Let $R$ be a commutative ring with unity. Let $M$ be a finitely generated $R[t]$-module with a projective resolution $$ 0 \longrightarrow P \longrightarrow Q \longrightarrow M \longrightarrow 0 $$ where $P$, $Q$ are finitely generated projective $R[t]$-modules.
Now it is given that $M$ is killed by some power of $t$, let's say $t^n$ kills $M$.
To show that $\mathrm{Tor}^{R[t]}_{1}(M,R[t]/(t^n))$ is $M$ itself.
My attempt:
Given a short exact sequence I always have a long exact sequence of $\mathrm{Tor}$, thus I have $$0\longrightarrow \mathrm{Tor}^{R[t]}_{1}(M,R[t]/(t^n)) \longrightarrow P \otimes R[t]/(t^n) \longrightarrow Q \otimes R[t]/(t^n) \longrightarrow M \otimes R[t]/(t^n) \longrightarrow 0.$$
Now for any $R[t]$-module $N$ we have $N \otimes R[t]/(t^n) \cong N/t^nN$.

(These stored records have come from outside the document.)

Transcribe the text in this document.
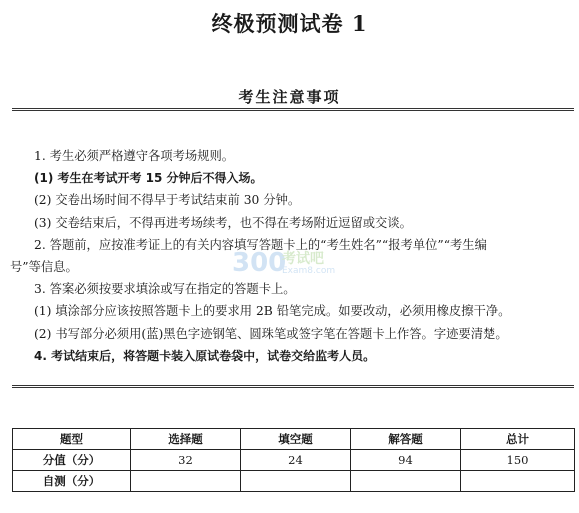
终极预测试卷 1
考生注意事项
1. 考生必须严格遵守各项考场规则。
(1) 考生在考试开考 15 分钟后不得入场。
(2) 交卷出场时间不得早于考试结束前 30 分钟。
(3) 交卷结束后，不得再进考场续考，也不得在考场附近逗留或交谈。
2. 答题前，应按准考证上的有关内容填写答题卡上的“考生姓名”“报考单位”“考生编
号”等信息。
3. 答案必须按要求填涂或写在指定的答题卡上。
(1) 填涂部分应该按照答题卡上的要求用 2B 铅笔完成。如要改动，必须用橡皮擦干净。
(2) 书写部分必须用(蓝)黑色字迹钢笔、圆珠笔或签字笔在答题卡上作答。字迹要清楚。
4. 考试结束后，将答题卡装入原试卷袋中，试卷交给监考人员。
300
考试吧
Exam8.com
题型	选择题	填空题	解答题	总计
分值（分）	32	24	94	150
自测（分）				
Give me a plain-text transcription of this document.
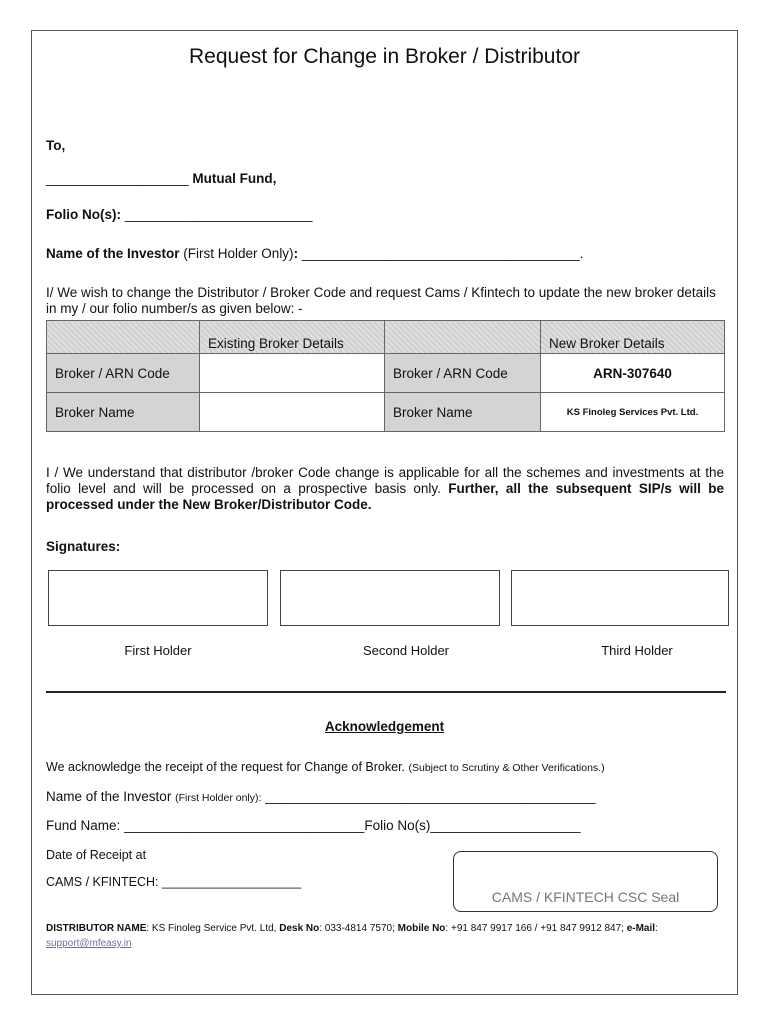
Request for Change in Broker / Distributor
To,
___________________ Mutual Fund,
Folio No(s): _________________________
Name of the Investor (First Holder Only): _____________________________________.
I/ We wish to change the Distributor / Broker Code and request Cams / Kfintech to update the new broker details in my / our folio number/s as given below: -
	Existing Broker Details		New Broker Details
Broker / ARN Code		Broker / ARN Code	ARN-307640
Broker Name		Broker Name	KS Finoleg Services Pvt. Ltd.
I / We understand that distributor /broker Code change is applicable for all the schemes and investments at the folio level and will be processed on a prospective basis only. Further, all the subsequent SIP/s will be processed under the New Broker/Distributor Code.
Signatures:
First Holder	Second Holder	Third Holder
Acknowledgement
We acknowledge the receipt of the request for Change of Broker. (Subject to Scrutiny & Other Verifications.)
Name of the Investor (First Holder only): ____________________________________________
Fund Name: ________________________________Folio No(s)____________________
Date of Receipt at
CAMS / KFINTECH: ____________________
CAMS / KFINTECH CSC Seal
DISTRIBUTOR NAME: KS Finoleg Service Pvt. Ltd, Desk No: 033-4814 7570; Mobile No: +91 847 9917 166 / +91 847 9912 847; e-Mail: support@mfeasy.in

So I know that $\mathrm{Tor}^{R[t]}_{1}(M,R[t]/(t^n))$ is nothing but the kernel of $$P/t^nP \longrightarrow Q/t^nQ.$$
Here I have some trouble in calculating the kernel and showing it is isomorphic to $M$.
I think the isomorphism can be shown from here as well but it seems I am missing something very obvious
$$0\longrightarrow \mathrm{Tor}^{R[t]}_{1}(M,R[t]/(t^n)) \longrightarrow P/t^nP \longrightarrow P /t^nQ \longrightarrow 0$$
For any help or hint I am grateful.
Best Answer
One has the exact sequence $$0\to t^n R[t]\to R[t]\to R[t]/t^n R[t]\to0.$$ Tensoring with $M$ gives a long exact sequence $$\cdots\to\text{Tor}_1^{R[t]}(M,R[t]) \to\text{Tor}_1^{R[t]}(M,R[t]/t^n R[t])\to M\otimes_{R[t]}t^n R[t[\to M\otimes_{R[t]}R[t]\to\cdots. $$ Since $R[t]$ is projective, $\text{Tor}_1^{R[t]}(M,R[t])=0$ and this reduces to $$\cdots\to0 \to\text{Tor}_1^{R[t]}(M,R[t]/t^n R[t])\to M\stackrel{\times t^n}\longrightarrow M\to\cdots$$ which gives $\text{Tor}_1^{R[t]}(M,R[t]/t^n R[t])$ as the $t^n$-torsion of $M$.
Under your hypotheses, that is all of $M$.